Gabriel attackiert Schulz: Gabriel wirft Parteiführung Respektlosigkeit und Wortbruch vor

http://www.t-online.de/nachrichten/deutschland/parteien/id_83198470/streit-in-der-spd-eskaliert-gabriel-wirft-parteifuehrung-respektlosigkeit-vor.html

https://www.ovb-heimatzeitungen.de/titelseite/2018/02/08/gabriel-attackiert-schulz-4.ovb

„Was bleibt, ist eigentlich nur das Bedauern darüber, wie respektlos bei uns in der SPD der Umgang miteinander geworden ist und wie wenig ein gegebenes Wort noch zählt“, 

Gabriel hat diesbezüglich vollkommen recht. Man erinnere sich, Schulz hatte Gabriel 2016 regelrecht erpresst und wollte die Kanzlerkandidatur nur dann übernehmen, wenn Gabriel ihm auch den Parteivorsitz überlässt. Rückblickend war das ein großer Irrtum und Ex-Parteichef Gabriel steht nun mit völlig leeren Händen da nur damit Schulz seinen ramponierten Ruf jetzt versuchen kann über den Außenminister Posten zu retten.

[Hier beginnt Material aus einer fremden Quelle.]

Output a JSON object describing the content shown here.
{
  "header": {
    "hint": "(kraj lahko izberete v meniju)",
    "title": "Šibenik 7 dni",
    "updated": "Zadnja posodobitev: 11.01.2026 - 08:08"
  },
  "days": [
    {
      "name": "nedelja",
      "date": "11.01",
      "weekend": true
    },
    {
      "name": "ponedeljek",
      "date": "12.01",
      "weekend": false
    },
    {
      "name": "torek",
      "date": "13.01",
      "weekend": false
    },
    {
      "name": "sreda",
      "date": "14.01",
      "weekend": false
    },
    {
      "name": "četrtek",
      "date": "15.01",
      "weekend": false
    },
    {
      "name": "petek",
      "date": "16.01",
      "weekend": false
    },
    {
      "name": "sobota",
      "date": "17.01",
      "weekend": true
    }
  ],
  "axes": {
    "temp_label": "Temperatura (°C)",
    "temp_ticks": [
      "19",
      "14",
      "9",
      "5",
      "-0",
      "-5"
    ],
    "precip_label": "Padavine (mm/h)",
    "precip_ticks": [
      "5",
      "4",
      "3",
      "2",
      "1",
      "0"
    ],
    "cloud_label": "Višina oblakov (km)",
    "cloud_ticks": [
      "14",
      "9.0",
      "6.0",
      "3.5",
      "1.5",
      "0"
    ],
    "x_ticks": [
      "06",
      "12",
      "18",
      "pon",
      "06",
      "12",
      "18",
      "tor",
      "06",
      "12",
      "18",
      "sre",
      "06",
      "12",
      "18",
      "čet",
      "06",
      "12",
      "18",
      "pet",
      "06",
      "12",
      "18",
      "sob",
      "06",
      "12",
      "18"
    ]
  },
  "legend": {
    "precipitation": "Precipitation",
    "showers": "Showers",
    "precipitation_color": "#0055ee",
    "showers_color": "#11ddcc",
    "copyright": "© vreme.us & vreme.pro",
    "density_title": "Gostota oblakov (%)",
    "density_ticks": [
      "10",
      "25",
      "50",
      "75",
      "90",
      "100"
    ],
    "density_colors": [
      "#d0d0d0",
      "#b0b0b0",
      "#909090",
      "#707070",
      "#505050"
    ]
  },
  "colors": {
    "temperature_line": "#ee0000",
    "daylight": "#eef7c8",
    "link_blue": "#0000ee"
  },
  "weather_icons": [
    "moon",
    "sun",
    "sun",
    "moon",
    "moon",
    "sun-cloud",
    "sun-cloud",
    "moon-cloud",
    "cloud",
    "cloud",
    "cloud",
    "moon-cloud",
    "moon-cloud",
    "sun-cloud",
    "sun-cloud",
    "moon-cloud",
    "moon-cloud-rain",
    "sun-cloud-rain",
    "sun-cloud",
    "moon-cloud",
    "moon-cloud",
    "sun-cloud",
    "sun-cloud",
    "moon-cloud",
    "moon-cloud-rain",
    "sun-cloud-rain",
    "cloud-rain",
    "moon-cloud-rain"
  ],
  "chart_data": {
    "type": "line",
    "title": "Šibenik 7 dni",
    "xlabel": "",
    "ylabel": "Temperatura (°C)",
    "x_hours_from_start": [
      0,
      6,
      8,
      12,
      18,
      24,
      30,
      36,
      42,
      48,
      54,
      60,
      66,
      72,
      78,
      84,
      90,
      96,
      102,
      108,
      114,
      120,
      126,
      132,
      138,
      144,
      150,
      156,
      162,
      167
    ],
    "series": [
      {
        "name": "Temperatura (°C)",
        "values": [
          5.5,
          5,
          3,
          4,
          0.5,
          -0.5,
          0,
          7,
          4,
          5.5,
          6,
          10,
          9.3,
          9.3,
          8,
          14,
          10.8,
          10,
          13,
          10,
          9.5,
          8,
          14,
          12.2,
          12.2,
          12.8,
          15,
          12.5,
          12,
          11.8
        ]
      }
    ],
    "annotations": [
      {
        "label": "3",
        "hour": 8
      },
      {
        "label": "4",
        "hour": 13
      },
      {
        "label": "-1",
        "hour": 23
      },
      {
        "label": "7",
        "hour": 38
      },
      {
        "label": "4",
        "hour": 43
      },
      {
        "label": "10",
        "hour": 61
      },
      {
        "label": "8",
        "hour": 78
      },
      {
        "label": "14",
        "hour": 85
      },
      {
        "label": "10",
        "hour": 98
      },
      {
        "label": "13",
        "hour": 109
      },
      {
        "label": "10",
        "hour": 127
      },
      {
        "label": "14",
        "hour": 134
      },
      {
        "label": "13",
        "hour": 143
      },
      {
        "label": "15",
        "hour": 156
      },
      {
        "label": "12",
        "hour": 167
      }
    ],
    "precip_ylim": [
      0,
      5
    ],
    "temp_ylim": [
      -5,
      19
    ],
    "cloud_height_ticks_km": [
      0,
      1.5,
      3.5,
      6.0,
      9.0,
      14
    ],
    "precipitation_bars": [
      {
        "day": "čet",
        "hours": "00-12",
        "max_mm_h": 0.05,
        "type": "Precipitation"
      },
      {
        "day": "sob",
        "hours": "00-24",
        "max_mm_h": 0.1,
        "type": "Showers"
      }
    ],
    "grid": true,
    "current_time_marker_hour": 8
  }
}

Gabriel erwies sich als klug, diplomatisch und besonnen, genau richtig für so ein Amt, gerade in der aktuellen Lage! Er hat u.a. leidenschaftlich das wichtigste Energieprojekt für ganz Europa, Nord Stream 2 gegen absurde Flüssiggas Interessen der USA vertreten und gehörte wenigstens nicht zu den deutschen Politikern mit russophoben Feindbild und hat Deutschland jedesmal vor ernsten Konflikten bewahrt. Die SPD wäre im Interesse Deutschlands gut beraten, ihn zu halten und mal über andere Köpfe als Schulz und Nahles an der Spitze zu beraten und Herr Schäfer-Gümbel sollte endlich seine angeregten „neue Köpfe“ durchsetzen!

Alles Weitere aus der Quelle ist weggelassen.